A common man marvels at uncommon things. A wise man marvels at the commonplace. CONFUCIUS

Wednesday, 19 February 2014

O Trees Of Life

O trees of life, how far off is winter?
We're in disarray. Our minds don't commune
like those of migratory birds. Left behind and late,
we force ourselves suddenly on winds
and fall, exhausted, on indifferent waters.
Blooming makes us think of fading.
And somewhere out there lions still roam, oblivious,
in all their splendor, to any weakness.

RILKE Duino Elegies: The Fourth Elegy (Translated by EDWARD SNOW


Wendy said...

With apologies to Rilke, I wonder how things would change (at least in our perceptions but maybe, too, in the way we interact with the rest of the world) if instead of always bemoaning our lack of connection, our myth of being a forlorn and forgotten creature - we tried to remember and (even if such recollection couldn't be found) if we IMAGINED that we were included and welcomed and equally splendorous as every other bit of creation.
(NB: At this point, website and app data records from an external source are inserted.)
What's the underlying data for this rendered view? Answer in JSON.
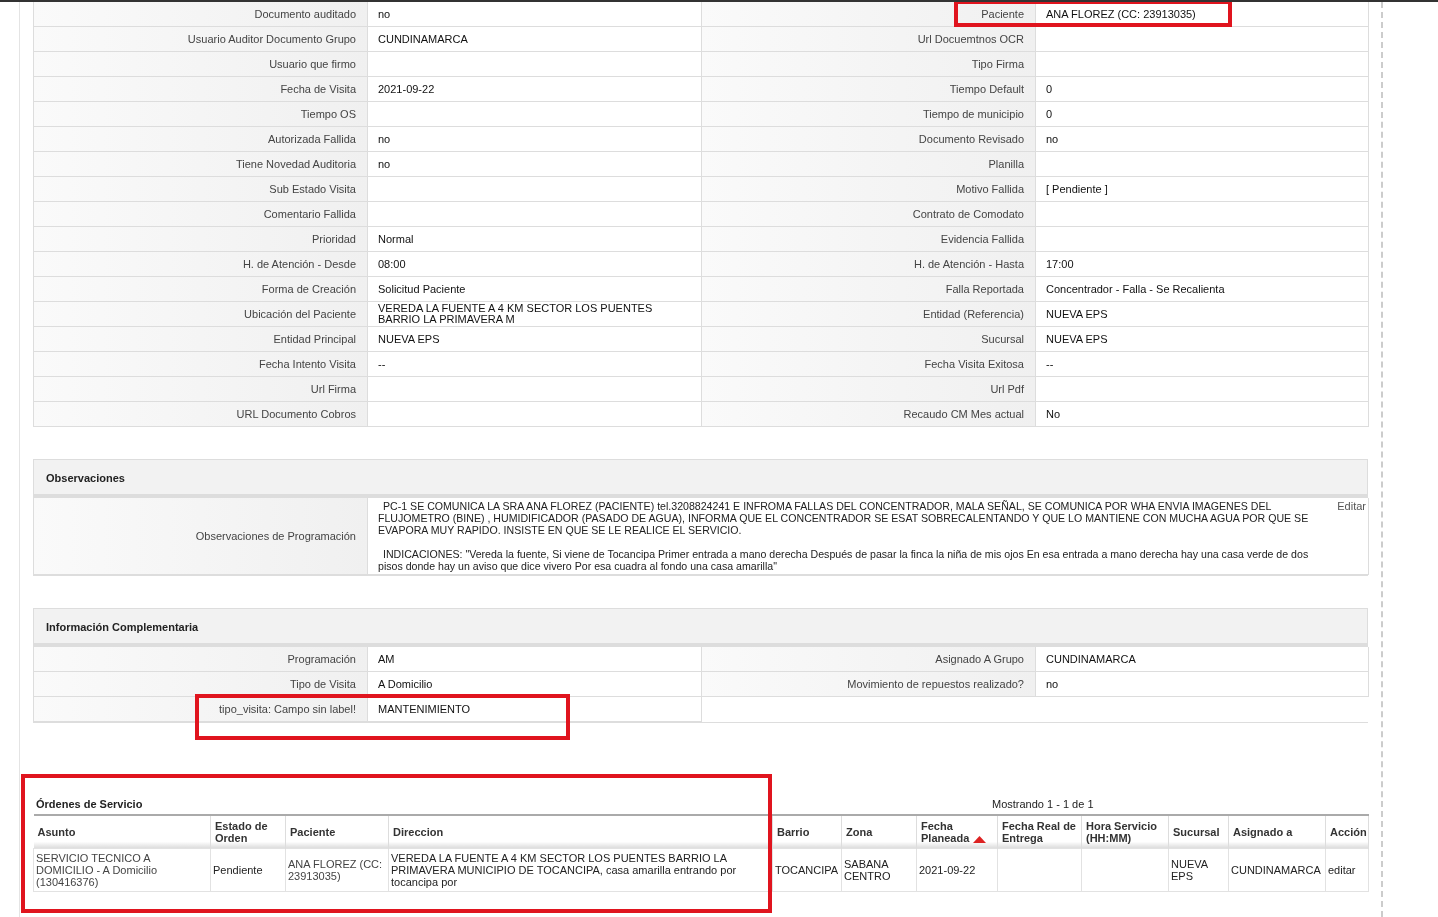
{
  "details": [
    {
      "left": {
        "label": "Documento auditado",
        "value": "no"
      },
      "right": {
        "label": "Paciente",
        "value": "ANA FLOREZ (CC: 23913035)",
        "highlighted": true
      }
    },
    {
      "left": {
        "label": "Usuario Auditor Documento Grupo",
        "value": "CUNDINAMARCA"
      },
      "right": {
        "label": "Url Docuemtnos OCR"
      }
    },
    {
      "left": {
        "label": "Usuario que firmo"
      },
      "right": {
        "label": "Tipo Firma"
      }
    },
    {
      "left": {
        "label": "Fecha de Visita",
        "value": "2021-09-22"
      },
      "right": {
        "label": "Tiempo Default",
        "value": "0"
      }
    },
    {
      "left": {
        "label": "Tiempo OS"
      },
      "right": {
        "label": "Tiempo de municipio",
        "value": "0"
      }
    },
    {
      "left": {
        "label": "Autorizada Fallida",
        "value": "no"
      },
      "right": {
        "label": "Documento Revisado",
        "value": "no"
      }
    },
    {
      "left": {
        "label": "Tiene Novedad Auditoria",
        "value": "no"
      },
      "right": {
        "label": "Planilla"
      }
    },
    {
      "left": {
        "label": "Sub Estado Visita"
      },
      "right": {
        "label": "Motivo Fallida",
        "value": "[ Pendiente ]"
      }
    },
    {
      "left": {
        "label": "Comentario Fallida"
      },
      "right": {
        "label": "Contrato de Comodato"
      }
    },
    {
      "left": {
        "label": "Prioridad",
        "value": "Normal"
      },
      "right": {
        "label": "Evidencia Fallida"
      }
    },
    {
      "left": {
        "label": "H. de Atención - Desde",
        "value": "08:00"
      },
      "right": {
        "label": "H. de Atención - Hasta",
        "value": "17:00"
      }
    },
    {
      "left": {
        "label": "Forma de Creación",
        "value": "Solicitud Paciente"
      },
      "right": {
        "label": "Falla Reportada",
        "value": "Concentrador - Falla - Se Recalienta"
      }
    },
    {
      "left": {
        "label": "Ubicación del Paciente",
        "value": "VEREDA LA FUENTE A 4 KM SECTOR LOS PUENTES BARRIO LA PRIMAVERA M"
      },
      "right": {
        "label": "Entidad (Referencia)",
        "value": "NUEVA EPS"
      }
    },
    {
      "left": {
        "label": "Entidad Principal",
        "value": "NUEVA EPS"
      },
      "right": {
        "label": "Sucursal",
        "value": "NUEVA EPS"
      }
    },
    {
      "left": {
        "label": "Fecha Intento Visita",
        "value": "--"
      },
      "right": {
        "label": "Fecha Visita Exitosa",
        "value": "--"
      }
    },
    {
      "left": {
        "label": "Url Firma"
      },
      "right": {
        "label": "Url Pdf"
      }
    },
    {
      "left": {
        "label": "URL Documento Cobros"
      },
      "right": {
        "label": "Recaudo CM Mes actual",
        "value": "No"
      }
    }
  ],
  "observaciones": {
    "title": "Observaciones",
    "label": "Observaciones de Programación",
    "paragraphs": [
      "PC-1 SE COMUNICA LA SRA ANA FLOREZ (PACIENTE) tel.3208824241 E INFROMA FALLAS DEL CONCENTRADOR, MALA SEÑAL, SE COMUNICA POR WHA ENVIA IMAGENES DEL FLUJOMETRO (BINE) , HUMIDIFICADOR (PASADO DE AGUA), INFORMA QUE EL CONCENTRADOR SE ESAT SOBRECALENTANDO Y QUE LO MANTIENE CON MUCHA AGUA POR QUE SE EVAPORA MUY RAPIDO. INSISTE EN QUE SE LE REALICE EL SERVICIO.",
      "INDICACIONES: \"Vereda la fuente, Si viene de Tocancipa Primer entrada a mano derecha Después de pasar la finca la niña de mis ojos En esa entrada a mano derecha hay una casa verde de dos pisos donde hay un aviso que dice vivero Por esa cuadra al fondo una casa amarilla\""
    ],
    "edit_link": "Editar"
  },
  "complementaria": {
    "title": "Información Complementaria",
    "rows": [
      {
        "left": {
          "label": "Programación",
          "value": "AM"
        },
        "right": {
          "label": "Asignado A Grupo",
          "value": "CUNDINAMARCA"
        }
      },
      {
        "left": {
          "label": "Tipo de Visita",
          "value": "A Domicilio"
        },
        "right": {
          "label": "Movimiento de repuestos realizado?",
          "value": "no"
        }
      },
      {
        "left": {
          "label": "tipo_visita: Campo sin label!",
          "value": "MANTENIMIENTO",
          "highlighted": true
        }
      }
    ]
  },
  "ordenes": {
    "title": "Órdenes de Servicio",
    "highlighted": true,
    "paging": "Mostrando 1 - 1 de 1",
    "columns": [
      {
        "label": "Asunto",
        "sorted": false
      },
      {
        "label": "Estado de Orden",
        "sorted": false
      },
      {
        "label": "Paciente",
        "sorted": false
      },
      {
        "label": "Direccion",
        "sorted": false
      },
      {
        "label": "Barrio",
        "sorted": false
      },
      {
        "label": "Zona",
        "sorted": false
      },
      {
        "label": "Fecha Planeada",
        "sorted": true
      },
      {
        "label": "Fecha Real de Entrega",
        "sorted": false
      },
      {
        "label": "Hora Servicio (HH:MM)",
        "sorted": false
      },
      {
        "label": "Sucursal",
        "sorted": false
      },
      {
        "label": "Asignado a",
        "sorted": false
      },
      {
        "label": "Acción",
        "sorted": false
      }
    ],
    "rows": [
      {
        "cells": [
          "SERVICIO TECNICO A DOMICILIO - A Domicilio (130416376)",
          "Pendiente",
          "ANA FLOREZ (CC: 23913035)",
          "VEREDA LA FUENTE A 4 KM SECTOR LOS PUENTES BARRIO LA PRIMAVERA MUNICIPIO DE TOCANCIPA, casa amarilla entrando por tocancipa por",
          "TOCANCIPA",
          "SABANA CENTRO",
          "2021-09-22",
          null,
          null,
          "NUEVA EPS",
          "CUNDINAMARCA",
          "editar"
        ]
      }
    ]
  }
}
Wouldn't that hopefulness just inspire us to look for the ways we could live up to that?

The Solitary Walker said...

I think Rilke tries to imagine this himself, Wendy, and he does try to reach a harmony with nature, and a reconciliation with suffering and death — but the reality is that attaining this can be difficult for human beings, afflicted as they are by self-consciousness, religious doubt, philosophical game playing, and a tendency to destroy each other and the world. It's the human condition, as so many 'modernist' writers (and artists of all kinds) — from (even as early as the 19th century) Kleist and Büchner through Rilke and Sartre and Camus and the Existentialists to more recent writers like Lowell and Plath and Snyder and a million others — have recognised.
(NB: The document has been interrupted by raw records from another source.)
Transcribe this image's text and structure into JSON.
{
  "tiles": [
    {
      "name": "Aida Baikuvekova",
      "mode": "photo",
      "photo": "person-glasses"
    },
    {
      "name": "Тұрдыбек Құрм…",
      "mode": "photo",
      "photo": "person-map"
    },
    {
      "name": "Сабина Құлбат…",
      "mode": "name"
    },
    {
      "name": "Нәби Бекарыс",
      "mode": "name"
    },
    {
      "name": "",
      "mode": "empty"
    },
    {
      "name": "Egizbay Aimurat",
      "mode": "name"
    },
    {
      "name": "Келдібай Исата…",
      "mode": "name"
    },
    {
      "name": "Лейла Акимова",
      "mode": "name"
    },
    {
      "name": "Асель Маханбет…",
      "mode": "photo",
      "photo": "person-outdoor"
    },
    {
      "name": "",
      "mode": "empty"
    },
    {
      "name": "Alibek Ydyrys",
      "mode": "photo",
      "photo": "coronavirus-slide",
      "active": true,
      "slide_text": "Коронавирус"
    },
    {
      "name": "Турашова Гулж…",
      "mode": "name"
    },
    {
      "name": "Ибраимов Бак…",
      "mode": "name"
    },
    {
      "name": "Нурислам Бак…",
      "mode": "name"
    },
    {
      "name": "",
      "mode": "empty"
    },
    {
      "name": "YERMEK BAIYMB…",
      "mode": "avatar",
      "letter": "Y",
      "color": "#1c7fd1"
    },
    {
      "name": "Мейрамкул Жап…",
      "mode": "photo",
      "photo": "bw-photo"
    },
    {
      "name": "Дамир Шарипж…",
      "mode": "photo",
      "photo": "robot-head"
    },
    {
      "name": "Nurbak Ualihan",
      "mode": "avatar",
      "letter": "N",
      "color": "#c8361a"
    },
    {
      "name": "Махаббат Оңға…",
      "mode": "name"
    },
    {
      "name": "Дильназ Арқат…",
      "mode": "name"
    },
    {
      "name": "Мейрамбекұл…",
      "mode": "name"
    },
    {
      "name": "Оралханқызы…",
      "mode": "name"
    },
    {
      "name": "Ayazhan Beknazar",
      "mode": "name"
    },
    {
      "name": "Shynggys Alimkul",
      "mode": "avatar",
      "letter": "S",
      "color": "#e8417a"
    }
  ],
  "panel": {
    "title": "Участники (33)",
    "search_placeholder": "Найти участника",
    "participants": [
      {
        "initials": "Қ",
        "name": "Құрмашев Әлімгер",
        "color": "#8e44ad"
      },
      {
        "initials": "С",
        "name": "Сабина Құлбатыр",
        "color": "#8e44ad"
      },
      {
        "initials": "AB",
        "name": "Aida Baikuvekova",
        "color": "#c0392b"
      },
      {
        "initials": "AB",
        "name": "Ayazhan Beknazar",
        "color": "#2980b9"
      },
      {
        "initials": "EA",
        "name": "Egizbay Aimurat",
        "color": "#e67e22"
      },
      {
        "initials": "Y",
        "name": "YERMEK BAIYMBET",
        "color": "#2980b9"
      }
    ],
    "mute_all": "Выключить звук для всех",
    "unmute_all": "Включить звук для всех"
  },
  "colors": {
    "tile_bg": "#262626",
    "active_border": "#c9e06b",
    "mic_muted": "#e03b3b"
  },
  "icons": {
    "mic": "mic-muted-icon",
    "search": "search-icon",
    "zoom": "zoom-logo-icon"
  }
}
I am impressed by your idealism! And yes, it's great if we can reach that connected and included state. But perhaps it's necessary first to explore and understand the difference between ourselves and the animals and angels, as Rilke does, before we can attempt to repair our divided selves and the divided world.

Wendy said...

Truly, that's something I like about Rilke - that things speak to him and he's willing to listen, and that he's an active partner in the translation of that experience into human language.
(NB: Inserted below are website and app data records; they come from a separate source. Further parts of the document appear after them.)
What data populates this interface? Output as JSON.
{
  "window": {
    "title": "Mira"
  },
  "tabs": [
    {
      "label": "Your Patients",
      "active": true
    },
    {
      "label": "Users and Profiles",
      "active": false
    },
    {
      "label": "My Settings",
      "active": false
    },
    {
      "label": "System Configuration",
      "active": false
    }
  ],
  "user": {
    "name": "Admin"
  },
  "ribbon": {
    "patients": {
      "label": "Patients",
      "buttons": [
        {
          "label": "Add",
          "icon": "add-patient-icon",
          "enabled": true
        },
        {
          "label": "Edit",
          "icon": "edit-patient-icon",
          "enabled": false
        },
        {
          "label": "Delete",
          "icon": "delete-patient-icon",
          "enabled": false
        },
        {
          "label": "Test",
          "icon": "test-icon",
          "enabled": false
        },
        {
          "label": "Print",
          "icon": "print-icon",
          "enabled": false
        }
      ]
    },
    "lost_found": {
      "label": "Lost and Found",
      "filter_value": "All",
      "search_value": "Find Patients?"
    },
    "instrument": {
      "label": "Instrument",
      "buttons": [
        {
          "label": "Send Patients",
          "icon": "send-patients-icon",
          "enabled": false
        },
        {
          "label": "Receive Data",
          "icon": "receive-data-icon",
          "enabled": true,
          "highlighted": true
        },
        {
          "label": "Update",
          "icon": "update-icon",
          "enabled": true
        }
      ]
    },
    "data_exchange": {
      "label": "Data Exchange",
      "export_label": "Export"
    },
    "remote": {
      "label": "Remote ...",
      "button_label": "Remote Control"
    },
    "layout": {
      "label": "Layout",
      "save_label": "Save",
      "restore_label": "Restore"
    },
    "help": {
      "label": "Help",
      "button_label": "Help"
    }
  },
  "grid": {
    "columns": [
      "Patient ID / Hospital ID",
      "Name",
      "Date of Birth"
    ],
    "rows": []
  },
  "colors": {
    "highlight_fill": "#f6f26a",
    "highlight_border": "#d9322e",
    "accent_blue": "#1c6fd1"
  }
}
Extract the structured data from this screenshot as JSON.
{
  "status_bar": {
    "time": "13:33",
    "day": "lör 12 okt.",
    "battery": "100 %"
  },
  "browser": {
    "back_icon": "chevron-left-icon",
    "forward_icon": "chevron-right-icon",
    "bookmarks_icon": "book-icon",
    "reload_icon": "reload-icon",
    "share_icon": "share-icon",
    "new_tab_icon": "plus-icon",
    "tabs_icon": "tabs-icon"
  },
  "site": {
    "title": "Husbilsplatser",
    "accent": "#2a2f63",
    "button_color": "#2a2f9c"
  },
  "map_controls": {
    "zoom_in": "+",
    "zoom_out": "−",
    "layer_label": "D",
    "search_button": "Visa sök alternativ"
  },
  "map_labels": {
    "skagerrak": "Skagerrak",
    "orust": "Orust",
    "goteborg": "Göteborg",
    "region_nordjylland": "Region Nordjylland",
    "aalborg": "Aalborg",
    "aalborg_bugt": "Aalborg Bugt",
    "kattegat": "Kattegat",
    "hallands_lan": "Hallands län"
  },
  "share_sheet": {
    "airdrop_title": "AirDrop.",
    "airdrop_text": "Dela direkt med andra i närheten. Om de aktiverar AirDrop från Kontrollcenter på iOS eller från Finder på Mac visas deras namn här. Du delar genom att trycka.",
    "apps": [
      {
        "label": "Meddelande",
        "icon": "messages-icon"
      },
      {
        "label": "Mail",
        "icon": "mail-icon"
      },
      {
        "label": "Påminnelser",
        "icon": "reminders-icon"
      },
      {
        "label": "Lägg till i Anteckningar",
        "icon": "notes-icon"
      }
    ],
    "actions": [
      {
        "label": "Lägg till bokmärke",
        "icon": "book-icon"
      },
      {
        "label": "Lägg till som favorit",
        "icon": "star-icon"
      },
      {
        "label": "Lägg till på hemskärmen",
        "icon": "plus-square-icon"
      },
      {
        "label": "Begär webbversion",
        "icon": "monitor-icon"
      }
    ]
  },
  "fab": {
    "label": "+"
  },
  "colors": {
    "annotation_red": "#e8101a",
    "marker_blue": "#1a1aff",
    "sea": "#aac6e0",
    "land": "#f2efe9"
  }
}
I find, though, that our actions indicate that not only do we feel separate, as a general rule (speaking culture-wide rather than on individual basis), we don't care that we feel separate from the rest of the natural world (witness shopping malls and the glazed desperation of people searching for SOMEthing to make them feel better) and I wonder if a shift in attention to other types of imagery (other than that which posits our human condition as being inevitably separate and alone) might help.

Of course, to add a disclaimer, I am reading a text on the phenomenology of sight in the context of ecopsychology so that has some bearing on my comments. :-)

The Solitary Walker said...

'. . . that things speak to him and he's willing to listen, and that he's an active partner in the translation of that experience into human language.' Yes.

Thanks for this extra comment, Wendy.